There's no general prescription for dealing with non-inertial frames, but this one turns out to be easy. Clocks on the ring tick slowly compared to clocks on the Earth from both the Earth frame and the rest frame of the ring. There's a complexity with gravitational time dilation for realistic orbital velocities (gravitational time dilation makes the higher clock tick faster, the orbital speed makes it tick slower, and which effect is larger depends on altitude), but here your rotational speed is so high the gravitational time dilation is negligible.
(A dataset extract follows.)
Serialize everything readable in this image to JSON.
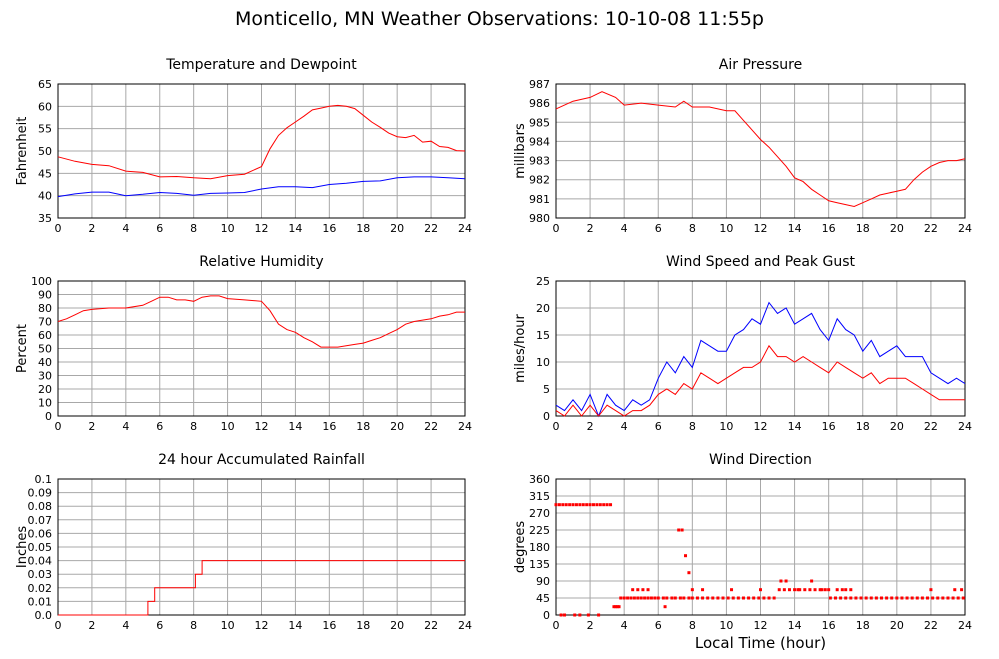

What happens to radio frequencies is messier to compute. You get changing frequencies each orbit as the ground station and orbiting stations' velocities change with respect to each other. The details depend on altitude and speed of the ring and the latitude and longitude of the ground station.
 
some bloke said:
Anything you can offer to help me understand it gratefully received!
Even before you consider the relativistic (which @Ibix has summarized for you, and do not underestimate the amount of thought that precedes "...this one turns out to be easy") you should think through the Doppler effect.

Imagine that on both earth and the ring there are strobe lights, identically constructed to flash once a second as measured by someone sitting right next to them. Now, even without considering any relativistic effects, you can work out that when the two are approaching one another they both see the other strobe light flashing fast relative to their own (each successive flash has to cover a shorter distance between emission and reception)b; and when they are moving away from each other they both see the other strobe flashing slow relative to their own. Which we get at any moment depends on where in the orbit we are.

Now imagine that these instead of strobe light flashes these are the crests and troughs of radio waves coming by, or because you are interested in the information transfer rate wave packets each carrying a bit of information.